I hear the noise from my wheelchair in the gazebo. An elderly patient lifts her hospital gown like an evening dress and dances for hours on end, a blissful expression on her face.
The whole time I’m imagining Gala’s out there waiting. It’s enough to drive you mad. Her fingers through the wire netting. It cuts into her flesh. How can she know tha
t there’s nothing to worry about on my account? Nothing would make me feel better than to see her and reassure her, but I have no way of expressing that to anyone.
Interest fades as evening falls. The families go home, the vendors pack their wares, and around seven thirty, in midbeat, someone kills the music. Gala walks back to the gate, gives her name, and asks if there’s any news. They tell her to try again tomorrow. At that, she walks off through the fields in the last light of the day.

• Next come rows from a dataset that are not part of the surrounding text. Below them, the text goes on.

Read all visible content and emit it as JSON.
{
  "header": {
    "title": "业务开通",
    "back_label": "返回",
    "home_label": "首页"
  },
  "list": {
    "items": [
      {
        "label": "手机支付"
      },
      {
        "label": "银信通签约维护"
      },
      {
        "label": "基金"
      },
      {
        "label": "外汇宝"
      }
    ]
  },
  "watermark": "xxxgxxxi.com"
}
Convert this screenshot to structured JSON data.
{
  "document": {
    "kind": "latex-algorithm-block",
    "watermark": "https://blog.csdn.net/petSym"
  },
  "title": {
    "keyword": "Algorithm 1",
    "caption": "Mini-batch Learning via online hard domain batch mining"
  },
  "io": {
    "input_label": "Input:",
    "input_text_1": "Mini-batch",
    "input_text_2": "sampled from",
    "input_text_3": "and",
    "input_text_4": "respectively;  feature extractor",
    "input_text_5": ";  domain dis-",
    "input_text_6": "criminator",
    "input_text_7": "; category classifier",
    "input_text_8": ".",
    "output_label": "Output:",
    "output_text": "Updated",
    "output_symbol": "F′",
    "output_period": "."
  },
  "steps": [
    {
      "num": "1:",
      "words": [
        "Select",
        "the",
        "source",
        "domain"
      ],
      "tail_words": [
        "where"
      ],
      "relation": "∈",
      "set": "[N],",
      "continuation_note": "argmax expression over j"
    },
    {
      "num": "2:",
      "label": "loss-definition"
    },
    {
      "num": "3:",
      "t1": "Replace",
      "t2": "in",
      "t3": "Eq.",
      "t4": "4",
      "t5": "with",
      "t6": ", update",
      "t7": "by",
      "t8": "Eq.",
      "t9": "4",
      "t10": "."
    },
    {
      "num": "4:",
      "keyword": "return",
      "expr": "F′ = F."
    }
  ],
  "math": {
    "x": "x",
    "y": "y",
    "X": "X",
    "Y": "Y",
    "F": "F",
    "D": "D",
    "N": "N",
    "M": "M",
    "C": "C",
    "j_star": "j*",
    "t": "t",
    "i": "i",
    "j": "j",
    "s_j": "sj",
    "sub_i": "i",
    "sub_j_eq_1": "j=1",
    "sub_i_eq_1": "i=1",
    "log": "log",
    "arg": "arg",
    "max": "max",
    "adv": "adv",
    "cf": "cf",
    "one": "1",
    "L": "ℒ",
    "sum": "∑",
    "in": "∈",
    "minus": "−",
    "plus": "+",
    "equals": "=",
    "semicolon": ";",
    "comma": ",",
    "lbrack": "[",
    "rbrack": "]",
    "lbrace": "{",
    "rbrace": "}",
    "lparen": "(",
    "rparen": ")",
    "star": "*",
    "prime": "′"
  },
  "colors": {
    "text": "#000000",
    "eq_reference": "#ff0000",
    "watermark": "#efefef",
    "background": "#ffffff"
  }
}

Maxim is waiting for her at home. Since they got back from Sicily, his life has consisted of looking after Gala. He has taken on the task of feeding her properly. He brings bread and fruit in the morning for her daily trek to her lover. Then he combs the markets of Rome for grains and high-fiber vegetables, which he prepares in the afternoon according to a strict diet that gradually compels her bowels to start functioning independently, supported by a course of vitamins and expensive medicines prescribed by Dr. Pontorax.
The skiing debacle taught him that actors are completely interchangeable. Despite all their investments in their egos, they’re easier to replace than a part of a set someone’s spent a couple of hours hammering together. Maxim should have realized that when he saw the photos covering the walls of Cinecittà. He still couldn’t go down a new path until the old one had been brutally cut off. As he recovered from that blow atop the steps to the Ara Coeli, he thought he’d reached a dead end. He mourned the life he had envisaged but, gradually, as his grief faded, the fog of his ambition slowly lifted too.
“And?” Every evening when Gala comes home, he asks the same question, “Did you get in?”
If she doesn’t feel like talking about it, he serves dinner. When she starts to cry, he comforts her. This briefly makes him feel that he matters to her. Then she starts talking about Snaporaz, about how perfectly he’s always understood her, how his genius reflects on her when she’s with him, how it always makes her feel bigger than she actually is.
Maxim doesn’t contradict her. Her sorrow hurts him, so why would he want to make it worse? He holds his tongue out of love for her. But his silence only helps prolong this hopeless situation.